Araştırmacılar Lauren Eskreis – Winkler ve Ayelet Fishbach, “Hatalarla Yüzleşme” (Facing Failure) isimli oyunu geliştirdiklerinde, insanların başarısızlıklardan ne ölçüde ders çıkardığını test etmek istediler. Oyun; önceki turlardan alınan geri bildirimlerin sonraki turlarda daha iyi performans göstermeye yardımcı ve daha fazla doğru yanıtla birlikte daha fazla para kazandıran, ardıl çoktan seçmeli sorulardan oluşuyor. 

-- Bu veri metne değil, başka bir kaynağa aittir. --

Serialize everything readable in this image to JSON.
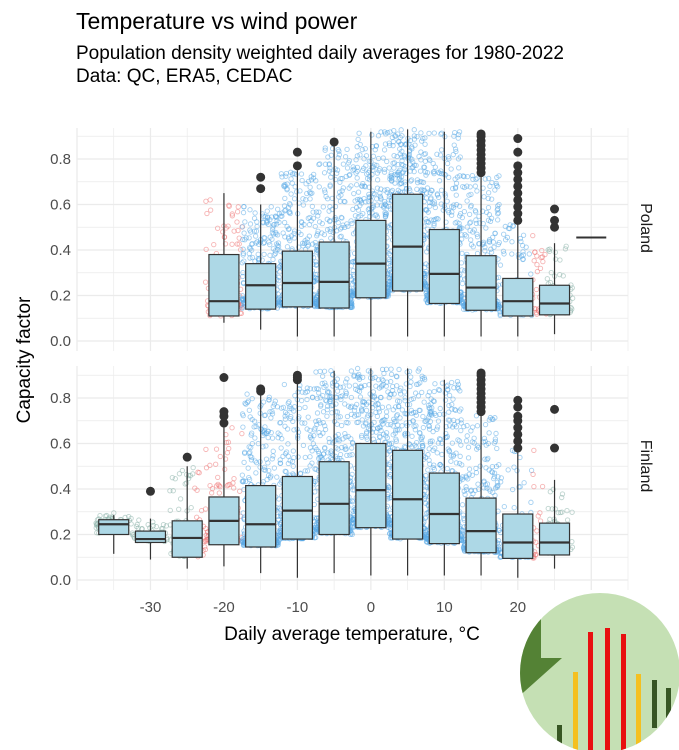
{
  "title": "Temperature vs wind power",
  "subtitle_lines": [
    "Population density weighted daily averages for 1980-2022",
    "Data: QC, ERA5, CEDAC"
  ],
  "chart_data": {
    "type": "boxplot",
    "xlabel": "Daily average temperature, °C",
    "ylabel": "Capacity factor",
    "xlim": [
      -40,
      35
    ],
    "ylim": [
      0,
      0.93
    ],
    "x_ticks": [
      -30,
      -20,
      -10,
      0,
      10,
      20
    ],
    "x_tick_labels": [
      "-30",
      "-20",
      "-10",
      "0",
      "10",
      "20"
    ],
    "y_ticks": [
      0,
      0.2,
      0.4,
      0.6,
      0.8
    ],
    "y_tick_labels": [
      "0.0",
      "0.2",
      "0.4",
      "0.6",
      "0.8"
    ],
    "grid": true,
    "colors": {
      "box_fill": "#add8e6",
      "box_line": "#333333",
      "points_main": "#5aa9e6",
      "points_edge": "#ee7777",
      "points_extreme": "#88b0a8",
      "outlier": "#333333"
    },
    "panels": [
      {
        "name": "Poland",
        "boxes": [
          {
            "x": -20,
            "min": 0.08,
            "q1": 0.11,
            "median": 0.175,
            "q3": 0.38,
            "max": 0.65,
            "outliers": []
          },
          {
            "x": -15,
            "min": 0.05,
            "q1": 0.14,
            "median": 0.245,
            "q3": 0.34,
            "max": 0.6,
            "outliers": [
              0.67,
              0.72
            ]
          },
          {
            "x": -10,
            "min": 0.02,
            "q1": 0.15,
            "median": 0.255,
            "q3": 0.395,
            "max": 0.75,
            "outliers": [
              0.77,
              0.83
            ]
          },
          {
            "x": -5,
            "min": 0.02,
            "q1": 0.145,
            "median": 0.26,
            "q3": 0.435,
            "max": 0.86,
            "outliers": [
              0.875
            ]
          },
          {
            "x": 0,
            "min": 0.02,
            "q1": 0.19,
            "median": 0.34,
            "q3": 0.53,
            "max": 0.92,
            "outliers": []
          },
          {
            "x": 5,
            "min": 0.02,
            "q1": 0.22,
            "median": 0.415,
            "q3": 0.645,
            "max": 0.93,
            "outliers": []
          },
          {
            "x": 10,
            "min": 0.02,
            "q1": 0.165,
            "median": 0.295,
            "q3": 0.49,
            "max": 0.92,
            "outliers": []
          },
          {
            "x": 15,
            "min": 0.02,
            "q1": 0.135,
            "median": 0.235,
            "q3": 0.375,
            "max": 0.73,
            "outliers": [
              0.74,
              0.76,
              0.78,
              0.8,
              0.82,
              0.84,
              0.86,
              0.88,
              0.9,
              0.91
            ]
          },
          {
            "x": 20,
            "min": 0.02,
            "q1": 0.11,
            "median": 0.175,
            "q3": 0.275,
            "max": 0.52,
            "outliers": [
              0.53,
              0.56,
              0.59,
              0.62,
              0.65,
              0.68,
              0.71,
              0.74,
              0.77,
              0.83,
              0.89
            ]
          },
          {
            "x": 25,
            "min": 0.03,
            "q1": 0.115,
            "median": 0.165,
            "q3": 0.245,
            "max": 0.43,
            "outliers": [
              0.5,
              0.53,
              0.58
            ]
          },
          {
            "x": 30,
            "min": 0.455,
            "q1": 0.455,
            "median": 0.455,
            "q3": 0.455,
            "max": 0.455,
            "outliers": []
          }
        ]
      },
      {
        "name": "Finland",
        "boxes": [
          {
            "x": -35,
            "min": 0.115,
            "q1": 0.2,
            "median": 0.245,
            "q3": 0.265,
            "max": 0.285,
            "outliers": []
          },
          {
            "x": -30,
            "min": 0.09,
            "q1": 0.165,
            "median": 0.18,
            "q3": 0.215,
            "max": 0.27,
            "outliers": [
              0.39
            ]
          },
          {
            "x": -25,
            "min": 0.05,
            "q1": 0.1,
            "median": 0.185,
            "q3": 0.26,
            "max": 0.5,
            "outliers": [
              0.54
            ]
          },
          {
            "x": -20,
            "min": 0.06,
            "q1": 0.155,
            "median": 0.26,
            "q3": 0.365,
            "max": 0.68,
            "outliers": [
              0.69,
              0.72,
              0.74,
              0.89
            ]
          },
          {
            "x": -15,
            "min": 0.03,
            "q1": 0.145,
            "median": 0.245,
            "q3": 0.415,
            "max": 0.82,
            "outliers": [
              0.83,
              0.84
            ]
          },
          {
            "x": -10,
            "min": 0.01,
            "q1": 0.18,
            "median": 0.305,
            "q3": 0.455,
            "max": 0.87,
            "outliers": [
              0.88,
              0.89,
              0.9
            ]
          },
          {
            "x": -5,
            "min": 0.03,
            "q1": 0.2,
            "median": 0.335,
            "q3": 0.52,
            "max": 0.92,
            "outliers": []
          },
          {
            "x": 0,
            "min": 0.02,
            "q1": 0.23,
            "median": 0.395,
            "q3": 0.6,
            "max": 0.93,
            "outliers": []
          },
          {
            "x": 5,
            "min": 0.02,
            "q1": 0.18,
            "median": 0.355,
            "q3": 0.57,
            "max": 0.93,
            "outliers": []
          },
          {
            "x": 10,
            "min": 0.02,
            "q1": 0.16,
            "median": 0.29,
            "q3": 0.47,
            "max": 0.88,
            "outliers": []
          },
          {
            "x": 15,
            "min": 0.02,
            "q1": 0.12,
            "median": 0.215,
            "q3": 0.36,
            "max": 0.73,
            "outliers": [
              0.74,
              0.76,
              0.78,
              0.8,
              0.82,
              0.84,
              0.86,
              0.88,
              0.9,
              0.91
            ]
          },
          {
            "x": 20,
            "min": 0.01,
            "q1": 0.095,
            "median": 0.165,
            "q3": 0.29,
            "max": 0.57,
            "outliers": [
              0.58,
              0.61,
              0.64,
              0.67,
              0.7,
              0.72,
              0.76,
              0.79
            ]
          },
          {
            "x": 25,
            "min": 0.05,
            "q1": 0.11,
            "median": 0.165,
            "q3": 0.25,
            "max": 0.44,
            "outliers": [
              0.58,
              0.75
            ]
          }
        ]
      }
    ]
  }
}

Bununla birlikte, birçok farklı çalışmada, araştırmacılar insanların başarısızlıktan ne kadar “az öğrendiğini” buldular. Aslında insanların hata yapmama teşvikleri artsa dahi hatalarından ders almadıklarını gördüler. “Katılımcılar, katılım ödemesinden %900 daha fazla öğrenme bonusu kazanma şansına sahipken bile, başarısızlıktan çok başarıdan kazandılar. Yani başarısızlıklarından ders çıkarmak yerine doğru yapmaya odaklandılar.” Bu sonuç farklı çalışmalarda da aynı olmuştur. “Devekuşu Etkisi” yatırımcıların piyasa değeri düştüğünde hisse senetlerini kontrol etmeyi bırakma eğilimini tanımlarken, işler iyi gittiğinde bunu zorunlu olarak yapmalarıdır. 2012 yılındaki bir araştırma, acemilerin genellikle olumsuz performans geri bildirimlerinden kaçındığını buldu. 

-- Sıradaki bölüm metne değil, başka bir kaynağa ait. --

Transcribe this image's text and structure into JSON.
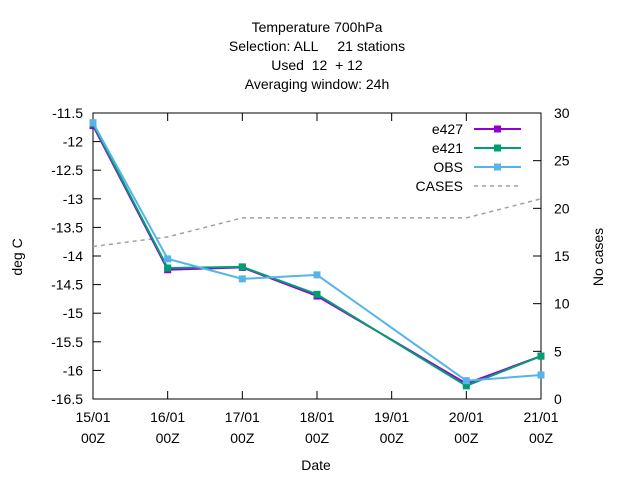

İnsanlar başarısızlıklardan ders çıkarmaktan neden kaçınırlar? Eskreis-Winkler ve Fishbach’ın, Psikoloji Biliminde Bakış Açıları (Perspectives on Psychological Science) tarafından yayınlanan yakın tarihli bir makalede araştırdıkları konu tam da bu oldu. Başarısızlıktan ders çıkarmanın önünde bir dizi duygusal ve bilişsel engel tespit ettiler ve bu engellerin üstesinden gelmek için somut adımlar belirlediler. 

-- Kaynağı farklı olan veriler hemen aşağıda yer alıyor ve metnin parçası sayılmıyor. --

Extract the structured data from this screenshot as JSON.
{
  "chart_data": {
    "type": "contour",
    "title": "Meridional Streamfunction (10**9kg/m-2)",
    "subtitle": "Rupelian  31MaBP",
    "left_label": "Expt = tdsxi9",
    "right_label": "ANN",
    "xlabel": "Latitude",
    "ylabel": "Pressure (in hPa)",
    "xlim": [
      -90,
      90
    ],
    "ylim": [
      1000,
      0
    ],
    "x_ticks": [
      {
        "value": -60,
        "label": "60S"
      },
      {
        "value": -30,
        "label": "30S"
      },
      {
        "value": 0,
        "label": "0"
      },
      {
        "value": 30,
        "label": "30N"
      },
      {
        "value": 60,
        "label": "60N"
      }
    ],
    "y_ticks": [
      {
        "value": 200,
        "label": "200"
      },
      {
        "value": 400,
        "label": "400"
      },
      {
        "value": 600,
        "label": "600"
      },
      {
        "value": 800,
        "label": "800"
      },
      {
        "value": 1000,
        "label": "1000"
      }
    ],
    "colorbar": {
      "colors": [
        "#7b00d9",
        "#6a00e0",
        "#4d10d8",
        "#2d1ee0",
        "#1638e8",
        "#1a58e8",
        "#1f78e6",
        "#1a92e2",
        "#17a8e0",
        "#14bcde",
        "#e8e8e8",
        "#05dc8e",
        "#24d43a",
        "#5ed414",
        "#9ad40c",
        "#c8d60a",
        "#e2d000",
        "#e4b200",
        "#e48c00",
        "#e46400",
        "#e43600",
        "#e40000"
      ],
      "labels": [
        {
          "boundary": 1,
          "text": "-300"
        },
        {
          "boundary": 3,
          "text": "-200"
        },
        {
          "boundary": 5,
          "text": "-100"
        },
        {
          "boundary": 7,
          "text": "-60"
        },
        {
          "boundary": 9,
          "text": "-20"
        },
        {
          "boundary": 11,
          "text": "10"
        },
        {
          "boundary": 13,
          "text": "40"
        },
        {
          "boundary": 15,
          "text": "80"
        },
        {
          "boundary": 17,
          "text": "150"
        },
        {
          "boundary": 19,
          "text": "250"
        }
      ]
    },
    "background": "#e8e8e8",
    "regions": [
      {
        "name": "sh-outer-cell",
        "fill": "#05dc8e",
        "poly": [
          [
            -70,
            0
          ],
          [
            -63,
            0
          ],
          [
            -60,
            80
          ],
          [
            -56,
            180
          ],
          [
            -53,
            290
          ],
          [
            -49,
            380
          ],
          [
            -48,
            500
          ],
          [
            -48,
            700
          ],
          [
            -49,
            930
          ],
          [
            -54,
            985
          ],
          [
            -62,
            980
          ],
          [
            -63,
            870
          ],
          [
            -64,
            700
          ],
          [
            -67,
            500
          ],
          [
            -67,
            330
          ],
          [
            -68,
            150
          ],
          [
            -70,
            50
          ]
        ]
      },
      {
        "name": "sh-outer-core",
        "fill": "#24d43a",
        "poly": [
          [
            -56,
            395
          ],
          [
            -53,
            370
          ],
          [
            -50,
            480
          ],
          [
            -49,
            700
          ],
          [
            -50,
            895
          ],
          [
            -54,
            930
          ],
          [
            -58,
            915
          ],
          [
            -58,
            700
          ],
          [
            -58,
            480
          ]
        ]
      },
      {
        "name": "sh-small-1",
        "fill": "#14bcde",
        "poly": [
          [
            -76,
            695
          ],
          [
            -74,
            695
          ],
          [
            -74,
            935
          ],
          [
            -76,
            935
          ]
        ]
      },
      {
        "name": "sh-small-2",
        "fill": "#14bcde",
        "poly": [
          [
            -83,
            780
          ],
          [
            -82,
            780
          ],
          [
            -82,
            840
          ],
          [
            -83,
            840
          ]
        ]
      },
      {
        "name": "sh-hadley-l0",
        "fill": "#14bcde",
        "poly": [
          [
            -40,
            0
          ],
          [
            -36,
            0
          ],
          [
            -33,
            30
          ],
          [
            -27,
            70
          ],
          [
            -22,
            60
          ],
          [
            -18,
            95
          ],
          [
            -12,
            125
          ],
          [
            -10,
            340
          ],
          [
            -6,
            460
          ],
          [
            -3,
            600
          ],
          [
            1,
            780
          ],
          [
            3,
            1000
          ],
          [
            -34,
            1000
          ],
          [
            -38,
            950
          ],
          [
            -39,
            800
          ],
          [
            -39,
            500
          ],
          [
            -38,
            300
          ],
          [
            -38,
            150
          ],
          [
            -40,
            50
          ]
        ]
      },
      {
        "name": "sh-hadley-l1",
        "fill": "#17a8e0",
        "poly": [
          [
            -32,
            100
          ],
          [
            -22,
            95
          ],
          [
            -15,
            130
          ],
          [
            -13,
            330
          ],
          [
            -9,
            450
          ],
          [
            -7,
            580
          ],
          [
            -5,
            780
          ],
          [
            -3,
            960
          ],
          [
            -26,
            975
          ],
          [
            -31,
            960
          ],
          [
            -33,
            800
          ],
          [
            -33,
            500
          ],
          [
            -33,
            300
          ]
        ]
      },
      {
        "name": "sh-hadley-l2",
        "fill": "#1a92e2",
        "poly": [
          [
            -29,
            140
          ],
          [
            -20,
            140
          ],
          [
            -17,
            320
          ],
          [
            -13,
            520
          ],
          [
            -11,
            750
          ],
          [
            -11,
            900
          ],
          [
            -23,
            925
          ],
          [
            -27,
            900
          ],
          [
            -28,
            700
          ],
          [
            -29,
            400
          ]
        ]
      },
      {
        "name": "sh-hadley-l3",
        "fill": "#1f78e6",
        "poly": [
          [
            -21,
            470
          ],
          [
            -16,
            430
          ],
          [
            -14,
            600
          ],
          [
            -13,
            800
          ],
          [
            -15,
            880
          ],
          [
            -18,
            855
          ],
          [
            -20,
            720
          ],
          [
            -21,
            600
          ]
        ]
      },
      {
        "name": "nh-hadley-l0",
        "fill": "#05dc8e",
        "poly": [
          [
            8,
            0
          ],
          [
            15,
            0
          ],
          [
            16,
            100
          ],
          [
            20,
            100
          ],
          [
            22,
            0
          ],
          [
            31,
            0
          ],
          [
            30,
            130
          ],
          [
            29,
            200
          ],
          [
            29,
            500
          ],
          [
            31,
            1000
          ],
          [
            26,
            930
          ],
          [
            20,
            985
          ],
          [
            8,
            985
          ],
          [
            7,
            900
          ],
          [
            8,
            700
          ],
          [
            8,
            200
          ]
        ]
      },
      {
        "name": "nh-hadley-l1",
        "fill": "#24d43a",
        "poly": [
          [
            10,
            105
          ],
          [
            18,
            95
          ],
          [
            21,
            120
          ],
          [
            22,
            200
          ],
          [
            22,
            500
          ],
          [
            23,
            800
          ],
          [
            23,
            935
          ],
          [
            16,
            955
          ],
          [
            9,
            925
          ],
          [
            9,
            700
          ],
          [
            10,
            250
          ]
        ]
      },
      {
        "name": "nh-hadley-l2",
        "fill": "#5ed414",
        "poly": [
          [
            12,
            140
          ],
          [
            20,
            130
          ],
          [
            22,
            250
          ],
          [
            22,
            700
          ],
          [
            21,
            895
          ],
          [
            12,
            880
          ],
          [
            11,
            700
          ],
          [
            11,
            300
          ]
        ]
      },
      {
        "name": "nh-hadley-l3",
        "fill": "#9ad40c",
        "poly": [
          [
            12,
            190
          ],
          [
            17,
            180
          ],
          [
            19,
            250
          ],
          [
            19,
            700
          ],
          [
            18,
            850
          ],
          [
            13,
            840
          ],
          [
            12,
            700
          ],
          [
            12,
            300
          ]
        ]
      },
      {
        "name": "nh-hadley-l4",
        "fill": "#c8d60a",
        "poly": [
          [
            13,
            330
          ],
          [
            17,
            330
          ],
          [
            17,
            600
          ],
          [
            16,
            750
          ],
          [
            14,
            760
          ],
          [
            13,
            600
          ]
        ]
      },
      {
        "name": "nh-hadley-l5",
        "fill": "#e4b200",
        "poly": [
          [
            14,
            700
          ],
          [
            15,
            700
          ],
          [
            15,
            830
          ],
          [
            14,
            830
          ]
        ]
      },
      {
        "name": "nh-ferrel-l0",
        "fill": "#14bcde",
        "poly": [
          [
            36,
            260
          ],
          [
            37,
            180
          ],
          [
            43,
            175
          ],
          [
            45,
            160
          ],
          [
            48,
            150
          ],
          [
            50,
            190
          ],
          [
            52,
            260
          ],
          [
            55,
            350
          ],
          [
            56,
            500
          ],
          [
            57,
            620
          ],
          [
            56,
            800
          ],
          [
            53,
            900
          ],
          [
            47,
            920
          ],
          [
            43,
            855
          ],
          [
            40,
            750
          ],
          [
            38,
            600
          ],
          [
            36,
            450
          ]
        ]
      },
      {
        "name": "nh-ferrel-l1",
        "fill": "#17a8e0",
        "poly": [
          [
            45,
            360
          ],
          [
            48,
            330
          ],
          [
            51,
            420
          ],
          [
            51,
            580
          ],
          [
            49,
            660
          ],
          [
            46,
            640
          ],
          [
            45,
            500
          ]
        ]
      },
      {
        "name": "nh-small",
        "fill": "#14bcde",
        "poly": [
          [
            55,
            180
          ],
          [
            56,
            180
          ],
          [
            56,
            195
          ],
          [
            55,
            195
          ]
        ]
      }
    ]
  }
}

/website/assets/images/my1/images/63623c0526309__failure2.jpg

Başarısızlık Duygularının Üstesinden Gelmek

Başarısızlık, özsaygımızın ve özdeğerlerimizin metaforik yeri olan egomuzu zedeler. Hata yaptığımızda kendimiz tehdit altında hissederiz ve bu tehdit hissi savaş ya da kaç tepkisini tetikleyebilir. Başarısızlık bağlamında “savaş”, görev değerinin toptan reddedilmesi, ilgili kişilerin eleştirilmesi veya karşılaştığınız durumun adaletsizliği gibi görünür. Bununla beraber, “kaç” reaksiyonu başarısızlığa karşı daha yaygın bir tepki olabilir. Hata yapmaktan kaçtığımızda kendimizi “etken” insan olarak algılamamızı sekteye uğratan şeylerden dikkatimizi uzaklaştırmış oluruz. 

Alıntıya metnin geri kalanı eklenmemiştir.